本公开涉及计算机技术领域,尤其涉及一种线程快照解析方法、装置、设备和存储介质。
随着软件开发技术的发展,可安装在用户终端上的应用程序层出不穷,例如新闻类应用程序、教育类应用程序、或者娱乐类应用程序等,极大地改善了人们的生活方式。
软件开发商对已发布版本的应用程序进行运行性能的监控,有助于及时发现程序运行过程中的异常状态,从而及时对应用程序进行改进,保证用户对应用程序的使用体验。
然而,由于用户终端的差异性,无法保证准确获取应用程序运行过程中的相关程序信息,进而导致无法准确分析应用程序的运行性能。
为了解决上述技术问题或者至少部分地解决上述技术问题,本公开实施例提供了一种线程快照解析方法、装置、设备和存储介质。
第一方面,本公开实施例提供了一种线程快照解析方法,包括:
在应用程序的预设运行周期中,基于各个线程的调用栈中第二层栈帧对应的程序计数器地址,确定至少一个目标程序计数器地址;其中,所述程序计数器地址用于标识程序运行过程中正在执行的函数指令地址;
获取所述应用程序的符号表文件,并确定所述符号表文件中记录的主函数的初始起始地址、初始结束地址、以及所述应用程序对应的代码段的虚拟偏移 值;
基于所述至少一个目标程序计数器地址、所述初始起始地址、所述初始结束地址、以及所述虚拟偏移值,确定与所述预设运行周期中的线程快照对应的至少一个偏移地址区间;
基于预设策略和所述至少一个偏移地址区间,确定与所述预设运行周期中的线程快照对应的目标偏移地址;其中,所述预设策略用于定义确定所述目标偏移地址的规则;
基于所述目标偏移地址,对所述预设运行周期中的线程快照进行符号化解析。
第二方面,本公开实施例还提供了一种线程快照解析装置,包括:
目标程序计数器地址确定模块,用于在应用程序的预设运行周期中,基于各个线程的调用栈中第二层栈帧对应的程序计数器地址,确定至少一个目标程序计数器地址;其中,所述程序计数器地址用于标识程序运行过程中正在执行的函数指令地址;
符号表文件获取模块,用于获取所述应用程序的符号表文件,并确定所述符号表文件中记录的主函数的初始起始地址、初始结束地址、以及所述应用程序对应的代码段的虚拟偏移值;
偏移地址区间确定模块,用于基于所述至少一个目标程序计数器地址、所述初始起始地址、所述初始结束地址、以及所述虚拟偏移值,确定与所述预设运行周期中的线程快照对应的至少一个偏移地址区间;
目标偏移地址确定模块,用于基于预设策略和所述至少一个偏移地址区间,确定与所述预设运行周期中的线程快照对应的目标偏移地址;其中,所述预设策略用于定义确定所述目标偏移地址的规则;
线程快照解析模块,用于基于所述目标偏移地址,对所述预设运行周期中的线程快照进行符号化解析。

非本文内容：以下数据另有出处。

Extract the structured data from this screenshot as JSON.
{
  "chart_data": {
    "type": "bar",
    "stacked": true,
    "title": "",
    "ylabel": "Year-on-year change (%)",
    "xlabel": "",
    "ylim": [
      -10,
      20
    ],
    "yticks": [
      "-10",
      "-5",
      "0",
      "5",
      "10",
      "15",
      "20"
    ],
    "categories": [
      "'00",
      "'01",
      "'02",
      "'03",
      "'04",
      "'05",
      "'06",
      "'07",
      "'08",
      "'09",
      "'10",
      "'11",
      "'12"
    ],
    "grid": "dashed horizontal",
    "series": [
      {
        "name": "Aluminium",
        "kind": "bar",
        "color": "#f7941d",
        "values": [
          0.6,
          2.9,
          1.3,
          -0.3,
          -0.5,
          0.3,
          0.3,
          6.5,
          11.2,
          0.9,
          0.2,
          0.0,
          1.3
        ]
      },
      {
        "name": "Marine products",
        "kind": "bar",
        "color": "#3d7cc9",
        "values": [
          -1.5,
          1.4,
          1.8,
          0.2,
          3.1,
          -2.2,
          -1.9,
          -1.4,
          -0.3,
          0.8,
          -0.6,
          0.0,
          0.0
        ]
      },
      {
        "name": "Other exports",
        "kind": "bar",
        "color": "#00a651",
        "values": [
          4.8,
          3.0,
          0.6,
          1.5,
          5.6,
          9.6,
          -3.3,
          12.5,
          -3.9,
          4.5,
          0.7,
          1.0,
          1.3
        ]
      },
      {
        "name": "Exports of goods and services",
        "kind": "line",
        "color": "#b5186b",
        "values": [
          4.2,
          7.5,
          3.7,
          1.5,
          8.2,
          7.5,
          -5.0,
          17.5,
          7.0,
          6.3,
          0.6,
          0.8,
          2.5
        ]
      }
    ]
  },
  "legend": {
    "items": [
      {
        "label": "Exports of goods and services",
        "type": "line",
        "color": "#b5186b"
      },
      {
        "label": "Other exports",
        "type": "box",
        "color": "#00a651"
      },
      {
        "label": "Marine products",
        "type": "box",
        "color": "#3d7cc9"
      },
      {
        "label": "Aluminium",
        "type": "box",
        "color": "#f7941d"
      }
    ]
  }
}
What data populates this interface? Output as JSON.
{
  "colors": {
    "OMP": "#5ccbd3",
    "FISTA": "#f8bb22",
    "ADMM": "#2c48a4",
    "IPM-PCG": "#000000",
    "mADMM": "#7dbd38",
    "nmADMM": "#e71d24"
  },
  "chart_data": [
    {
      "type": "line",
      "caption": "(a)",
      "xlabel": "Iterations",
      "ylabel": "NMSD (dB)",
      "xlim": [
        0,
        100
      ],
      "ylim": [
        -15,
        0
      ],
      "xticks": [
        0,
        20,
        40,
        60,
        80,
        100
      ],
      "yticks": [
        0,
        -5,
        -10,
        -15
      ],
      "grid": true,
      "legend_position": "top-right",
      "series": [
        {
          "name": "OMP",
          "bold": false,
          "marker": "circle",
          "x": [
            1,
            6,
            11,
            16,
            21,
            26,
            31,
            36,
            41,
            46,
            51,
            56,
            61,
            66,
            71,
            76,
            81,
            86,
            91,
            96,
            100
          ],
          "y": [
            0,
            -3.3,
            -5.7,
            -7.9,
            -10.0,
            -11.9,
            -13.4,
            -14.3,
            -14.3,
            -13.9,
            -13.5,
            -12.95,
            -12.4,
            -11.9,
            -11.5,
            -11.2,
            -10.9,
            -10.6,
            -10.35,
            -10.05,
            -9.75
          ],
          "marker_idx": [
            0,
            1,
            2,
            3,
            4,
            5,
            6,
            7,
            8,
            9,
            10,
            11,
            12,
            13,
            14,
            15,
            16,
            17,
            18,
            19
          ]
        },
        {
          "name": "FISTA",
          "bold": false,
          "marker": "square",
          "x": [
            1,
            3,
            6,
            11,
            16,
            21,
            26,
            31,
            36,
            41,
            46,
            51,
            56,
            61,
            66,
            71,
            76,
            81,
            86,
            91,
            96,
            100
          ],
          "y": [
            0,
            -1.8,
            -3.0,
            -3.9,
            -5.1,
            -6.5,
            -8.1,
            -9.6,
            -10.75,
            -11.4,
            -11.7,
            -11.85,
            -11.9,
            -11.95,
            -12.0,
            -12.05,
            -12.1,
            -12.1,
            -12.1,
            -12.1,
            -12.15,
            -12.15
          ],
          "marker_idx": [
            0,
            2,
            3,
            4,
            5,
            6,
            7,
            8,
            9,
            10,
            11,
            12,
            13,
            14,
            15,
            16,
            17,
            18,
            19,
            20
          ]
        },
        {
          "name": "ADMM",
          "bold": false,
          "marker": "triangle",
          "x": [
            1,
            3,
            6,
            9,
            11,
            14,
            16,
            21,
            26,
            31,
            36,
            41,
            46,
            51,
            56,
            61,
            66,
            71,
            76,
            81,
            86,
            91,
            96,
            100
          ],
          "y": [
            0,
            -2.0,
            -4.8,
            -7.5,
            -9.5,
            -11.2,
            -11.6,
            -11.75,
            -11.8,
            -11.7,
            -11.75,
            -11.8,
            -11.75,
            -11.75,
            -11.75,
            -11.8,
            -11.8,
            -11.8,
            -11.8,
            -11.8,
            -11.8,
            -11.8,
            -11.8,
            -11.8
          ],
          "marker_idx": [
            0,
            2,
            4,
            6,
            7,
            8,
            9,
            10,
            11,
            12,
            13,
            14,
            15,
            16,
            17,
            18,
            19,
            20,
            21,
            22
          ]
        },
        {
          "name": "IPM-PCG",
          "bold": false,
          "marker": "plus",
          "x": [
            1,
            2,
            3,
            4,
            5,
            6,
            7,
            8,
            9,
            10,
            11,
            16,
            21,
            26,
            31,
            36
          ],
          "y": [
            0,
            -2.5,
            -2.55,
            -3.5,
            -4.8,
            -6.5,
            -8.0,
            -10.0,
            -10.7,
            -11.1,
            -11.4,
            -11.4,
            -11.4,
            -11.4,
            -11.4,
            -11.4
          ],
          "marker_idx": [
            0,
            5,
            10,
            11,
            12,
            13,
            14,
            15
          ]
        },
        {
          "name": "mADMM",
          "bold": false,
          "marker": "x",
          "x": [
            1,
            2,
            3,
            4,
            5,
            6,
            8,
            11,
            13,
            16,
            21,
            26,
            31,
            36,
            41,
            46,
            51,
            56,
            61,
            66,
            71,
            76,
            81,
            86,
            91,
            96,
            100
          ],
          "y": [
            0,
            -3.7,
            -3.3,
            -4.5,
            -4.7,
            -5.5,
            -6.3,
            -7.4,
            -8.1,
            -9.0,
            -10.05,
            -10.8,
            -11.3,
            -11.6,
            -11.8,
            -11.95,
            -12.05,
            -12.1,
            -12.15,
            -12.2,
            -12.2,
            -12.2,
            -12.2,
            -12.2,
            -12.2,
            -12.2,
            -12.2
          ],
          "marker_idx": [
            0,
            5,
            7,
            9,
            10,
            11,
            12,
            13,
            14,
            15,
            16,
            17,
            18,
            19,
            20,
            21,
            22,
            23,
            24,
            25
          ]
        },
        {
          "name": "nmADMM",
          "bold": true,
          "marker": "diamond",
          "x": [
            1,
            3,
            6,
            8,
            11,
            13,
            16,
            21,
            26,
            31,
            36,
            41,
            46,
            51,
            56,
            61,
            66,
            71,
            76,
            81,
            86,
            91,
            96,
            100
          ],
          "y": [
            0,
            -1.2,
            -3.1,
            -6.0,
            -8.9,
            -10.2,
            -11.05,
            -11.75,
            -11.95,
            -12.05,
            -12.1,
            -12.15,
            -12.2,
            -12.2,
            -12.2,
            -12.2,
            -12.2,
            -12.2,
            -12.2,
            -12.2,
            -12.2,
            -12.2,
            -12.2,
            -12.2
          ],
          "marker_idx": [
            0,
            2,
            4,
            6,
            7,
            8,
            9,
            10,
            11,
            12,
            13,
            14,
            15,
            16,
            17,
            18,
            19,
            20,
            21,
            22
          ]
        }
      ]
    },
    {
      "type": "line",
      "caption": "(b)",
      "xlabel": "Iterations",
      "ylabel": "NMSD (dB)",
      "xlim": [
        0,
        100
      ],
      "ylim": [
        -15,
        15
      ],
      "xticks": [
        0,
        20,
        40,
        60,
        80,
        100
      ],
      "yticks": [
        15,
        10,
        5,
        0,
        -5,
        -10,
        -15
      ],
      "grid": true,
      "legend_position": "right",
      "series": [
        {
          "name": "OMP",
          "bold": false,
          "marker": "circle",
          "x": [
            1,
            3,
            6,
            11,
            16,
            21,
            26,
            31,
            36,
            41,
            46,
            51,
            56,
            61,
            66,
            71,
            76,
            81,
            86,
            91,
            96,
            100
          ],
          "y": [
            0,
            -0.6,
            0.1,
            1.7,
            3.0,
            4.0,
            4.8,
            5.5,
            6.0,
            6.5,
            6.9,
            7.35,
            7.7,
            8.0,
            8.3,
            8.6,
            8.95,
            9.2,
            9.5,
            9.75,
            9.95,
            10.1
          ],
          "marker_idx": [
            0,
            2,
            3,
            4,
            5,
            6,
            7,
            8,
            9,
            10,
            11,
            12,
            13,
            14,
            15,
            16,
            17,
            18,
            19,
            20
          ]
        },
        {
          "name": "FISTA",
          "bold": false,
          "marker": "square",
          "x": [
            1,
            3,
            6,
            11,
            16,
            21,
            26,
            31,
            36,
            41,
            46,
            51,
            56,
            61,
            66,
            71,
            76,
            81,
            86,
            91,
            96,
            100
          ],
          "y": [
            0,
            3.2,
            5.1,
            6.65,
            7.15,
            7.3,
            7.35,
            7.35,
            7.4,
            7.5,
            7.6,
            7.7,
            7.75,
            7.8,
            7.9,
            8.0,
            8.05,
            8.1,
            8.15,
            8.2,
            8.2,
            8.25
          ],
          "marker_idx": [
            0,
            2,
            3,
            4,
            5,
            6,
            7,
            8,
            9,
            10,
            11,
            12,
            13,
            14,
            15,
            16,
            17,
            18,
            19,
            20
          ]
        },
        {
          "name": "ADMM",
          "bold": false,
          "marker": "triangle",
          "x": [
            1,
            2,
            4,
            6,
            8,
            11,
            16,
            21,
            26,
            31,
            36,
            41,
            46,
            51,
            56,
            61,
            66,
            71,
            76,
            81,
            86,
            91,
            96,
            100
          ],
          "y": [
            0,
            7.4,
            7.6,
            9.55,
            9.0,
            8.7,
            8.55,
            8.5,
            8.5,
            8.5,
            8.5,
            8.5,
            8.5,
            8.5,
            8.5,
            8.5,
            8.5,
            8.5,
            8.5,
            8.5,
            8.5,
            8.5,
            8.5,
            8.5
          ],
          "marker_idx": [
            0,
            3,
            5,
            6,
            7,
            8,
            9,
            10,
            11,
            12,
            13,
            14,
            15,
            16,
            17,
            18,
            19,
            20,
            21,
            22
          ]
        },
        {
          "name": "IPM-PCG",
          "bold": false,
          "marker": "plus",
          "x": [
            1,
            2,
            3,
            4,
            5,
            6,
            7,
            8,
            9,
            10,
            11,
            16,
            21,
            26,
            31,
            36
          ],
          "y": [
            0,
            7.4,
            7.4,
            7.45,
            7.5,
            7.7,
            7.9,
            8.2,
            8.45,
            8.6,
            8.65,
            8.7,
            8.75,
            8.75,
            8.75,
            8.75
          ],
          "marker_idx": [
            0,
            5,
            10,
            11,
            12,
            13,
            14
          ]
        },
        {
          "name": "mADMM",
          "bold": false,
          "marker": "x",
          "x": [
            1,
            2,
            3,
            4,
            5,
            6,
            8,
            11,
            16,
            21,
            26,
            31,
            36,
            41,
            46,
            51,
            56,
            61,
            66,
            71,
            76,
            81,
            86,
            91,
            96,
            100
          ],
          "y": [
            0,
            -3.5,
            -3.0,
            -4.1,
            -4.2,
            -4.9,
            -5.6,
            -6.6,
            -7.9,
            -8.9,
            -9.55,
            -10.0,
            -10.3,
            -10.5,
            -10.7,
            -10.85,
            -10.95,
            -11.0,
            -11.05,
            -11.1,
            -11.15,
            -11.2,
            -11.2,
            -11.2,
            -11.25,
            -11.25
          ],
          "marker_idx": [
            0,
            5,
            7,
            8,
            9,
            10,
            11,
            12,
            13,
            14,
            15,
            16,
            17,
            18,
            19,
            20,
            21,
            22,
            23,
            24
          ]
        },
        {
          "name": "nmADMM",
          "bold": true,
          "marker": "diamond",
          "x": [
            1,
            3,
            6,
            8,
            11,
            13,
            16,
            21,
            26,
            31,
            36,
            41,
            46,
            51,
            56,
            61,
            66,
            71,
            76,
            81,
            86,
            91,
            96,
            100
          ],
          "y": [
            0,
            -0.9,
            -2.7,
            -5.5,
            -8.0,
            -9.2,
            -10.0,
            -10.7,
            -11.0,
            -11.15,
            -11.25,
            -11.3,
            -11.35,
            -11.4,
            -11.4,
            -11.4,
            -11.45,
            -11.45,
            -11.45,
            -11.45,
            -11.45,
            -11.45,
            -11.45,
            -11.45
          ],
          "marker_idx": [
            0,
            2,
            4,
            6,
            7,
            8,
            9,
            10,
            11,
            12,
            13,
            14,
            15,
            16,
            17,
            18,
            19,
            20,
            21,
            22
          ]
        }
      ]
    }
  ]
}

第三方面,本公开实施例还提供了一种电子设备,包括存储器和处理器,其中,所述存储器中存储有计算机程序,当所述计算机程序被所述处理器执行时,使得所述电子设备实现本公开实施例提供的任一所述的线程快照解析方法。
第四方面,本公开实施例还提供了一种计算机可读存储介质,所述存储介质中存储有计算机程序,当所述计算机程序被计算设备执行时,使得所述计算设备实现本公开实施例提供的任一所述的线程快照解析方法。
本公开实施例提供的技术方案与现有技术相比至少具有如下优点:在本公开实施例中,通过在应用程序的预设运行周期内,基于各个线程的调用栈中第二层栈帧对应的程序计数器地址(或称为PC地址),确定至少一个目标程序计数器地址,然后结合应用程序的符号表文件中记录的信息,预测程序运行过程中为函数分配的目标偏移地址,进而基于该目标偏移地址,对预设运行周期中的线程快照进行符号化解析,具体而言,基于目标偏移地址可以获取程序运行过程中函数的真实地址,基于函数的真实地址可以确定函数名等描述信息,也即本公开实施例实现了准确获取应用程序运行过程中的相关程序信息,进而有助于实现对应用程序的运行性能的准确监控与分析,解决了现有方案中无法准确获取应用程序运行过程中的相关程序信息,导致无法准确地监控与分析应用程序的运行性能的问题。并且,采用本公开实施例的技术方案,无需通过调试应用程序的源代码,即可实现对应用程序运行性能的监控和分析,提高了程序运行性能监控和分析的效率。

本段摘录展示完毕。